It has been quite humorous seeing the conflicts going on between traders on different social media platforms this week, as people have been either a) trying to profit from the downwards move in the markets by going short, and b) those viewing the price action as a pullback and a potential buying opportunity by going long.
Friday's action saw a rally in the indices, after price had been dropping for the last couple of weeks.
As readers of this blog will know, I and other trend followers do not make predictions about what will happen. Trend following is a reactionary trading approach, therefore we wait to see what price action occurs and then we react to it.
As I made perfectly clear in this post, people may have similar styles of trading, but because of their chosen timeframes and parameters, they may well see the markets differently to people using different timeframes and parameters.
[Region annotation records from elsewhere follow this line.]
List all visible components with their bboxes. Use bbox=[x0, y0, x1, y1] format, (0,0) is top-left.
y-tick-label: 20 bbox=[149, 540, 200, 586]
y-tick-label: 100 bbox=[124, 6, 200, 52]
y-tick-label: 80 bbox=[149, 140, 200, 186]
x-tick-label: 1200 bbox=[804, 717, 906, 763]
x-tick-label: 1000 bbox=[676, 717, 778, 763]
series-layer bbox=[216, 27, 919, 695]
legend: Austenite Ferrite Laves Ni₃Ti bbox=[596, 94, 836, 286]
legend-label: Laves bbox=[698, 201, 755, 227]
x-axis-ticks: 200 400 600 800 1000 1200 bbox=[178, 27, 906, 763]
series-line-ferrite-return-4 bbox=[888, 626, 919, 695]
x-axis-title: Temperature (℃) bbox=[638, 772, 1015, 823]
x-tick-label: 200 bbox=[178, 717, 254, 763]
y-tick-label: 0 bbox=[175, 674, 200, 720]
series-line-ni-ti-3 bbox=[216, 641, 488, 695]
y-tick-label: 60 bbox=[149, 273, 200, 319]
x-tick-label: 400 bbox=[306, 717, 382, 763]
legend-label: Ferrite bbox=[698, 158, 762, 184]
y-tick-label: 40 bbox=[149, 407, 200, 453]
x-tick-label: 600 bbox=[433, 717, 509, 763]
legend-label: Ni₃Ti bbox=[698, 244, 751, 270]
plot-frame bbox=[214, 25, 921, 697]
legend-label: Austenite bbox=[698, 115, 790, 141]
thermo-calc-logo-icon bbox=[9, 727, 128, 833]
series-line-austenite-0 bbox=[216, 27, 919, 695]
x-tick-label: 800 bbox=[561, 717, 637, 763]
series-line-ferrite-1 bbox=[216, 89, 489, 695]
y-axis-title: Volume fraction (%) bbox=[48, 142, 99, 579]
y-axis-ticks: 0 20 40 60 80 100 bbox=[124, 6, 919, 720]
Neither approach is wrong.
I saw one trader I follow getting lambasted on social media yesterday for making completely objective comments about the current markets and his trades, based on HIS timeframes, by another trader who said that the downtrend had been 'obliterated', and was basically rubbishing his approach.
Well, that approach had captured a very nice downwards trend on the indices over the last couple of weeks or so, and based on his charts and methodology I'm guessing he has made a decent profit in that time. So who is right?
There is no need for this. There will always be buyers and sellers trading in opposite directions at any time. Unless I have missed something, that is what creates a market. For traders to be quite so aggressive to others for no reason other than for reasons of satisfying their own ego is an unfortunate reality of the world we operate in.
Rant over.
What what its worth, my own bias this week has been to the short side, as that is what my own charts, timeframe and parameters have been indicating. Generally, one day's price action against the trend does not constitute a reversal of the trend. Price also does not tend to move in straight lines, and I'm not in the business of trying to pick tops or bottoms in price moves. If I am wrong, then so be it. That's why I don't bet the farm on any individual trade. Time will tell whether the trades I have put on this week will end up profitable or not.